Она тупо таращилась в темнобровое бледное лицо какого-то человека в черной рубашке и черных полотняных брюках, стоявшего рядом и с тревогой смотревшего на нее.
– Ничего, все в порядке, – пробормотала Женя, тяжело дыша. – Извините, мне надо идти. Я совсем забыла, что такси ждет. Водитель меня убьет, это точно!
– Секунду, – сказал Алик Фрунзевич. – Подождите буквально одну секунду!
Женя обхватила себя руками: ее трясло. Страшное видение стояло перед глазами, и она почему-то знала, что это не бред, не морок, что это ждет ее в скором будущем!
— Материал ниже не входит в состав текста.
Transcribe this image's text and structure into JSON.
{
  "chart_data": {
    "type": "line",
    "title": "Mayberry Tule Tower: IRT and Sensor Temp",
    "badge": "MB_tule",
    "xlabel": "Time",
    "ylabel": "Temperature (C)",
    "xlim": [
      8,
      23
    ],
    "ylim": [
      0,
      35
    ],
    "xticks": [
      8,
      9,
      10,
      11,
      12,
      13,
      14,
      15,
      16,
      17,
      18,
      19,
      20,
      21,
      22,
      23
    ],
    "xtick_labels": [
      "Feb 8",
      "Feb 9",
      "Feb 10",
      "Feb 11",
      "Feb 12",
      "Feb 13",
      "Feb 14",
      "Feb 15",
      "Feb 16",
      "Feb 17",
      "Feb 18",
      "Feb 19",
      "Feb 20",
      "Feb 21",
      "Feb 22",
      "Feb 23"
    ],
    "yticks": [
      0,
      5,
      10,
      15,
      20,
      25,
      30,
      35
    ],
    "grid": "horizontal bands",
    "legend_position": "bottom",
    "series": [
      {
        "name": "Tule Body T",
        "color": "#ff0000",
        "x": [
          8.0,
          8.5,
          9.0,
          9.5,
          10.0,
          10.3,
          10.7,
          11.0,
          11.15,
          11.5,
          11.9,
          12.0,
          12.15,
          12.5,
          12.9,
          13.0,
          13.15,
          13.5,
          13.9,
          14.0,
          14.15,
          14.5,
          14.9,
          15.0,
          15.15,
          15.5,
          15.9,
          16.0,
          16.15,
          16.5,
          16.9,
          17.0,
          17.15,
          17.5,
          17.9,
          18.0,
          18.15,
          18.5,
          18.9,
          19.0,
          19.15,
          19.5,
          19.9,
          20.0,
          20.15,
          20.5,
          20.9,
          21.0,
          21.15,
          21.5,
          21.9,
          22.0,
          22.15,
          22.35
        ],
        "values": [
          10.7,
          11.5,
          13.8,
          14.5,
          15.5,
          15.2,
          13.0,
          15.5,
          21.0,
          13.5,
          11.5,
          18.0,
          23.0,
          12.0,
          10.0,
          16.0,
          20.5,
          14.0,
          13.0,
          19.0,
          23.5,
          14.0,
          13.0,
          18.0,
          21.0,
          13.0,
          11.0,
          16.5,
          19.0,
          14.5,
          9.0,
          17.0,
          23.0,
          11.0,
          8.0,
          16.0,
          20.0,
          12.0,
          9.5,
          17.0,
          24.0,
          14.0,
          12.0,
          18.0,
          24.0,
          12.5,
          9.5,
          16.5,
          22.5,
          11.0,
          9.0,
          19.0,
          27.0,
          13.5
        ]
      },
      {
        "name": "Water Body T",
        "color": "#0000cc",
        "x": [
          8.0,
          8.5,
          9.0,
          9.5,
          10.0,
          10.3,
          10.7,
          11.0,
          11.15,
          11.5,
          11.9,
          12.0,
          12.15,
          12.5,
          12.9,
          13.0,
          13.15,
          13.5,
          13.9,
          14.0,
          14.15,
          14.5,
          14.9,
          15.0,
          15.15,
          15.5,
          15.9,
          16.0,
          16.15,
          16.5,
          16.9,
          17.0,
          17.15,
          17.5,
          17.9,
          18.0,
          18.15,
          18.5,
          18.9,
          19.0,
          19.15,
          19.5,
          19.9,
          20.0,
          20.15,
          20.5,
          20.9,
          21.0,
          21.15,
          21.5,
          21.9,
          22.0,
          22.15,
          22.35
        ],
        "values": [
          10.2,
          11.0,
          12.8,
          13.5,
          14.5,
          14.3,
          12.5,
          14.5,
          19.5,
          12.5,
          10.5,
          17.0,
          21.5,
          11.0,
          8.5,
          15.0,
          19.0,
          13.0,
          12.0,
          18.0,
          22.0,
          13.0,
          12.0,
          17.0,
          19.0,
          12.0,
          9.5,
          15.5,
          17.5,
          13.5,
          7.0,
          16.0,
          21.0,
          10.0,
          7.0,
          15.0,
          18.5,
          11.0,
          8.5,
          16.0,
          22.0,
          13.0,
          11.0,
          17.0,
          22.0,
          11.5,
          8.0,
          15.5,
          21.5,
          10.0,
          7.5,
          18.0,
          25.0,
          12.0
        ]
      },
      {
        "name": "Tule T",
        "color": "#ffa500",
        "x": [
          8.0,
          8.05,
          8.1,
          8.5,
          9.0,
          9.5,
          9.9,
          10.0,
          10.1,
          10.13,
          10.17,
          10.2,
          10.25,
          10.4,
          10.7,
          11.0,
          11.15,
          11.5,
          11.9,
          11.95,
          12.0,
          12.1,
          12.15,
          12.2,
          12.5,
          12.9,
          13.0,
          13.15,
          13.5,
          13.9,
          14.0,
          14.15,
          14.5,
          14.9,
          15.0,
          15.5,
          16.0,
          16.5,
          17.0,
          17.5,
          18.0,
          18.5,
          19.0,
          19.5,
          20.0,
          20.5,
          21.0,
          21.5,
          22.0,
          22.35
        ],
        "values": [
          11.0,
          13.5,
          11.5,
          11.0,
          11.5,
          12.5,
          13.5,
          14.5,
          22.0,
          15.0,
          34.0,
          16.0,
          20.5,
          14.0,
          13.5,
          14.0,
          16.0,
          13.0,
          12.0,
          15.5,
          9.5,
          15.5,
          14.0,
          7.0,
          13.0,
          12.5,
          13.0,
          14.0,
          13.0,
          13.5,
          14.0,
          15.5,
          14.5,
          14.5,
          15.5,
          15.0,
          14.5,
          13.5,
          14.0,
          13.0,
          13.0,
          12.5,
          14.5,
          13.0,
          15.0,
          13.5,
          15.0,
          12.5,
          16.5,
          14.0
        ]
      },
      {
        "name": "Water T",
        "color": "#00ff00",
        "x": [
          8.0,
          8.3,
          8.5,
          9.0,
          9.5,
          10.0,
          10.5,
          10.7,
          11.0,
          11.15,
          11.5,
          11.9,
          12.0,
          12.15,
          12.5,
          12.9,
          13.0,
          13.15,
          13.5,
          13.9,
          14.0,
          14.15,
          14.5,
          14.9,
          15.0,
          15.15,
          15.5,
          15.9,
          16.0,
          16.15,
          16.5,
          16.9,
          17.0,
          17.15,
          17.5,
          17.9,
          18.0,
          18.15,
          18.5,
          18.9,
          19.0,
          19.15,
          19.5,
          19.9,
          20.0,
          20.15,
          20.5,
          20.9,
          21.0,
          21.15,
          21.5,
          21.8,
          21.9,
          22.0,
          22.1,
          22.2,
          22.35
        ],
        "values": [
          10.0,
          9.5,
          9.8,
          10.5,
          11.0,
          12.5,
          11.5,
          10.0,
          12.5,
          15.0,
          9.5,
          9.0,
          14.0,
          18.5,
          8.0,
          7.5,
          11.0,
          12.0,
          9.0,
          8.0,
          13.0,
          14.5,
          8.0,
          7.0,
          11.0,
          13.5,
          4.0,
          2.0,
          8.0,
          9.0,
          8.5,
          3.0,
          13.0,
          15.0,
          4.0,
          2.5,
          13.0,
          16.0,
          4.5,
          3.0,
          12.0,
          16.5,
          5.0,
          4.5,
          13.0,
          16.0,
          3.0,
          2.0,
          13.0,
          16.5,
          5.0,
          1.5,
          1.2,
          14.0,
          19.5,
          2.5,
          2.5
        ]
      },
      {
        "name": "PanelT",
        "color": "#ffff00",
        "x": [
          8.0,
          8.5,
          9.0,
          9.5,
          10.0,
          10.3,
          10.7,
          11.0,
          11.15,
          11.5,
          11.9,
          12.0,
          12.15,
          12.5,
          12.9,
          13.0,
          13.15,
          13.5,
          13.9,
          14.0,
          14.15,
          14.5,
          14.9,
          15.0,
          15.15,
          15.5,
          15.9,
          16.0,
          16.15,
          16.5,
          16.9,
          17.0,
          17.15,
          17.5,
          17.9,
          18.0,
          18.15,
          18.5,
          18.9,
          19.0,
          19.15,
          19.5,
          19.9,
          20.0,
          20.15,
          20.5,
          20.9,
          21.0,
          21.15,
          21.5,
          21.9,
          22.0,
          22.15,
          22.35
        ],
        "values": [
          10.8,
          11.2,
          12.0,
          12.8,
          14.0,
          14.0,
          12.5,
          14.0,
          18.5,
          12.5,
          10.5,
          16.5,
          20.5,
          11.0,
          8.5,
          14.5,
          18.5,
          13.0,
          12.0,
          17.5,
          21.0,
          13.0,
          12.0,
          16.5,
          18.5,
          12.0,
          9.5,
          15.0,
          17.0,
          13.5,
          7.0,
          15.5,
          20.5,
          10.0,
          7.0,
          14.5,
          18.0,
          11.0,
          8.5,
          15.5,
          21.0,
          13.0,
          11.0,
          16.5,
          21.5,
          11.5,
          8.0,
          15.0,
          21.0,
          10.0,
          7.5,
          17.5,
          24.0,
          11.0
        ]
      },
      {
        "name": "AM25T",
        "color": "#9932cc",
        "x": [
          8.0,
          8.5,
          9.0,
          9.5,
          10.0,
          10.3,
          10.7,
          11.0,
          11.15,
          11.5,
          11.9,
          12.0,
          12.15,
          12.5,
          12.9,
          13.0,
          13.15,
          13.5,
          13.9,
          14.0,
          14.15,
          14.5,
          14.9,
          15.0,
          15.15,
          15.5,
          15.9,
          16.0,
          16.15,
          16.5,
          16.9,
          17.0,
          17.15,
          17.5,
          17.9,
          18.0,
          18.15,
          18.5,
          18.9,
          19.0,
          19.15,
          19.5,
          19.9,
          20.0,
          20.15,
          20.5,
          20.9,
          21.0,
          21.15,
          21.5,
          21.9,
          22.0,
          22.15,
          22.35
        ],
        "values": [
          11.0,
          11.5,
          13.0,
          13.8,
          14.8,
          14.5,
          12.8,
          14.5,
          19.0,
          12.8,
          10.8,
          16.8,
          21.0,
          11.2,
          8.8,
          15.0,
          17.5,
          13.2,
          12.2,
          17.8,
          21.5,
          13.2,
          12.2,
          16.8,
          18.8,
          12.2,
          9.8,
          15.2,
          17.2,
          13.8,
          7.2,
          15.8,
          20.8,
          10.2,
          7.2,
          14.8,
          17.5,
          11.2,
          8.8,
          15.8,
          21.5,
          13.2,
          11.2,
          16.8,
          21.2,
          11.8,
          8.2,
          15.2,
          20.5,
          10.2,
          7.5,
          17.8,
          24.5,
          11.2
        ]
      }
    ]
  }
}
Алик Фрунзевич забежал за прилавок, что-то достал из-под него и вернулся к Жене, держа в руках небольшой плоский пакет в крафт-бумаге:
– Пойдемте. Это дневник Евгении Всеславской. Я провожу вас до такси и донесу его.
Женя с трудом расцепила сведенные судорогой пальцы, осторожно протянула руку и коснулась пакета.
Из-под бумаги исходило легкое, почти призрачное, едва ощутимое тепло. Казалось, она коснулась через плотный рукав плеча человека – теплого, живого, родственного плеча!
Стало немного легче, однако Алик Фрунзевич все же подхватил ее под локоть:
– Пойдемте.
Женя не спорила, потому что ноги еще дрожали. Как будто она по-прежнему балансировала над пропастью!
Шли молча. Таксист, завидев их, выскочил было из машины, явно намереваясь выкрикнуть все, что думает о своей задержавшейся пассажирке, но взглянул на Алика Фрунзевича – и закрыл рот.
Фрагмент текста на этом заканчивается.